Jusqu’à présent, notre stratégie était celle d’un «2+2» : deux pays et deux technologies. Nous conservons les deux pays – l’Allemagne et l’Italie. En effet, la recherche d’opportunités dans d’autres pays impliquerait des ressources importantes en termes de temps et d’argent, et surtout des capacités de gestion dont nous ne disposons pas. En revanche, nous sommes entretemps parfaitement familiers de l’Allemagne et de l’Italie : nous y disposons d’un solide réseau et pouvons y agir vite. C’est pourquoi notre nouvelle stratégie se nomme «2+3». Les trois technologies forment une combinaison idéale : lorsque le soleil brille, nous produisons de grandes quantités de courant solaire. S’il pleut longtemps, nos centrales hydroélectriques tournent à plein régime. Et par temps changeant, généralement le vent souffle – ce qui est bon pour nos éoliennes.
Pourquoi reste-t-il plus simple d’investir dans les énergies renouvelables à l’étranger qu’en Suisse ?
La politique suisse parle depuis des années de développer les énergies renouvelables, de faciliter le développement de projets, de limiter les droits d’opposition.

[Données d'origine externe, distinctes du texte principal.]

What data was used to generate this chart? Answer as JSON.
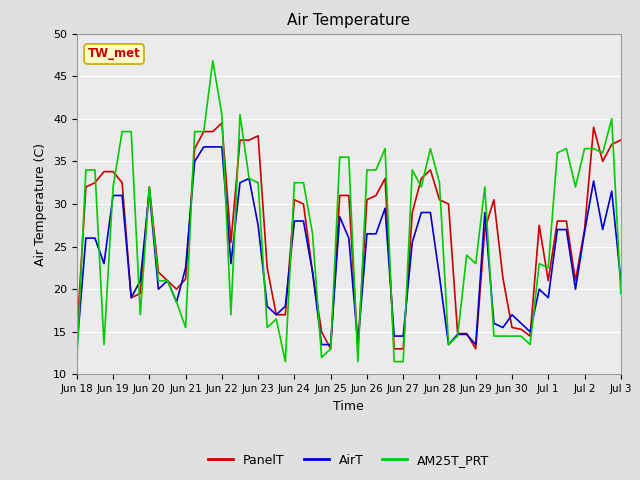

Mais malheureusement, ces paroles restent lettre morte. Aujourd’hui, nous en sommes encore là où nos pays voisins en étaient il y a 20 à 30 ans. À l’époque, eux aussi parlaient de changements, mais eux les ont mis en œuvre. Tant que les conditions cadre en Suisse n’évoluent pas en profondeur, il n’y aura quasiment pas de nouveaux projets et aucun marché ne se formera. Les obstacles sont trop nombreux. Nous avons déjà plusieurs fois étudié des propositions en Suisse. Mais les rares projets qui se réalisent attirent immédiatement l’attention de tous les acteurs du marché. Le prix explose et il devient impossible d’obtenir un rendement raisonnable.
Que signifient pour votre entreprise les cours actuellement élevés de l’électricité ?
En l’espace d’une année, les prix du marché au comptant et en partie aussi du marché à terme ont été démultipliés. La volatilité et la nervosité sont très élevées dans le marché. Par moments, les prix suisses sont entretemps plus élevés qu’en Italie. Ceux qui disposent de leurs propres installations de production à l’étranger pourraient bientôt envisager d’importer de l’électricité dans le pays à prix forts qu’est la Suisse. Cette option est intéressante non seulement financièrement mais aussi physiquement. Avec notre stratégie, nous sommes donc exactement sur la bonne voie. Cette phase de prix élevés n’est pas qu’une bénédiction. Pour certaines entreprises, elle constitue un problème de taille. Mais pour nous, avec notre position naturellement longue, elle offre un avantage.